For years all the central states heard was hate radio. Give them a choice for once.
Kucinich on CSPAN introducing Resolution to Impeach Bush. Chilling to hear the list.
Great stuff. That’s exactly how to take the fight to McCain in the Deep South. He needs to go to Georgia and SC, doing the exact same thing, and then maybe do a fundraiser or two for Bob Barr. 😉
Hit the populist message hard, connect it with Iraq. That’s how to win.
It must be tough campaigning in America. You’re sent out to persuade a crowd of people, most of whom haven’t read a non-fiction book cover to cover in years if not their entire life. Their news intake consists primarily of the local 6 O’clock happy fest that spends all of 7 minutes on national and international affairs before moving on to NASCAR, the weather and garage fires, skiing squirrels or cats stuck in trees. What strong opinions they possess have at their root a chain e-mail from people they don’t know claiming, well, whatever they claim wouldn’t merit 30 seconds at an editorial meeting of the National Enquirer. There should be some sort of test to vote. You should have to be able to read and write. Maybe get a few questions correct on a basic set of questions. How many branches of government are there? On which continent is the U.S. located? Name three department heads in the Cabinet. If I was in danger of dying from a tricky brain tumor why would I agree to a group of coal miners voting on the best way to approach surgically removing it? How is the importance of the future of our nation any different?

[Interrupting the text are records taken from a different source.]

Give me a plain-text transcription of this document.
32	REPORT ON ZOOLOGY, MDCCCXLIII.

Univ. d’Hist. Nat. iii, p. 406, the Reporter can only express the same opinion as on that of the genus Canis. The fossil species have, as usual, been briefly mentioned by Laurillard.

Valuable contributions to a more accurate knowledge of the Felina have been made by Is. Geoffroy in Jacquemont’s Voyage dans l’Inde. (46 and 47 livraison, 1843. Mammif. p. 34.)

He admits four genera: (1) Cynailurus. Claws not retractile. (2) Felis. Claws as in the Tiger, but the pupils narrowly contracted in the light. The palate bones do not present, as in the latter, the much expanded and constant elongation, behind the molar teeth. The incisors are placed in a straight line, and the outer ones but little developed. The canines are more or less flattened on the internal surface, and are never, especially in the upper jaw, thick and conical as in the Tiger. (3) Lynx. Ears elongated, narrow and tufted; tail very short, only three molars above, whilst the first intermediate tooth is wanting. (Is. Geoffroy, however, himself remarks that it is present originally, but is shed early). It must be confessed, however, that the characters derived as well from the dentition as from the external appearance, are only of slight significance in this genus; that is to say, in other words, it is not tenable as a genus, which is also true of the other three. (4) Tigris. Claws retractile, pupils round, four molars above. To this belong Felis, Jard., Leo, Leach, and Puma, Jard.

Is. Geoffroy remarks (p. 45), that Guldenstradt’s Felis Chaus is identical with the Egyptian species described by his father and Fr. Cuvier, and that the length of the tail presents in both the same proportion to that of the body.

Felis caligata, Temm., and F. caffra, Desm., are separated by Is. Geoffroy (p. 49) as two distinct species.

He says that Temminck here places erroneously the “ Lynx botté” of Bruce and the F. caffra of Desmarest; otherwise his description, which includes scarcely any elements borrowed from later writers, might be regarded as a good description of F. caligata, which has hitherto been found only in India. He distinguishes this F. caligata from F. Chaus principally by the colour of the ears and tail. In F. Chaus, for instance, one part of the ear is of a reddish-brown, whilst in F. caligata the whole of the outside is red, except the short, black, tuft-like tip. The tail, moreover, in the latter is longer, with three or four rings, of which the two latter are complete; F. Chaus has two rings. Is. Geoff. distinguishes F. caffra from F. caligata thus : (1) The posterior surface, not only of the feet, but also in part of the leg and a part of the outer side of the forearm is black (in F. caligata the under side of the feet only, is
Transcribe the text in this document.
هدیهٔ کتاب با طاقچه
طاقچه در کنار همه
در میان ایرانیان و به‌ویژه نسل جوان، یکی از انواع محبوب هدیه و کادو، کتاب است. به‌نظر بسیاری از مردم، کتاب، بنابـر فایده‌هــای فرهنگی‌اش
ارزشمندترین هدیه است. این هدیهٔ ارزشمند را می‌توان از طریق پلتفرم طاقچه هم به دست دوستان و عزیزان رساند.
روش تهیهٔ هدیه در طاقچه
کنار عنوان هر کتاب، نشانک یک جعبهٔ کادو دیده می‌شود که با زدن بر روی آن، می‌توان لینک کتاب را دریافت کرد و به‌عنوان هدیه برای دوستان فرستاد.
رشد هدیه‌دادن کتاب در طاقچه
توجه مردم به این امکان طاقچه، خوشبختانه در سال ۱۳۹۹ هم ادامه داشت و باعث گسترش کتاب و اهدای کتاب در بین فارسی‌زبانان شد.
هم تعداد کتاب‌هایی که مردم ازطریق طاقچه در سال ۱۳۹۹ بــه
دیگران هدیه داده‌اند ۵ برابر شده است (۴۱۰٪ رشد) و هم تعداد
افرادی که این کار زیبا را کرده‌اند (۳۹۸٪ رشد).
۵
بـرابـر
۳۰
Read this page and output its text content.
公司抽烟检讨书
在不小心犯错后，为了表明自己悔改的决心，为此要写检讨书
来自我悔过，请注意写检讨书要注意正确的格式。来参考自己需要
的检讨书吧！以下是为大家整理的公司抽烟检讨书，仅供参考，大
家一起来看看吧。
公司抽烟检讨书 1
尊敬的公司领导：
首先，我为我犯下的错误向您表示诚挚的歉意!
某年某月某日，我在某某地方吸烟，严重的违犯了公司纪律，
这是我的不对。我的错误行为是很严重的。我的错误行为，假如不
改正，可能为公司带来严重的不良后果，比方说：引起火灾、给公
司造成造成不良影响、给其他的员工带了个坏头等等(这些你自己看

“You’ve got to remember that these are just simple farmers. These are people of the land. The common clay of the new West. You know… morons.”
Gene Wilder
“i don’t think anyone likes to think they are stupid. and i know nobody wants to be accused of being stupid.”
Oh please, cut with the reality denying niceties. There ARE stupid people out there. Lots of them. They dropped out of school, don’t read and the height of their daily intellectual pursuit is navigating their way to the local pub, pushing the “ON” button on a TV remote or pissing and moaning with a half dozen other coworkers about the price of a gallon of gas and how the filthy Arabs are behind it all and should be bombed back to the Stone Age. Whether they like being labeled stupid or want to admit to themselves they’re stupid (a level of introspection they’re too stupid to achieve) is immaterial. They’re stupid. Yet they vote. Which is stupid. We shouldn’t be encouraging participation at the ballot. We should encourage selective participation at the ballot. Eugenics is an unfairly castigated science. There needs to be a lot of tube tying and vas deferens snipping going on. Lock the doors at any NASCAR race, Wrestlemania event or gun & knife show and turn the doctors loose.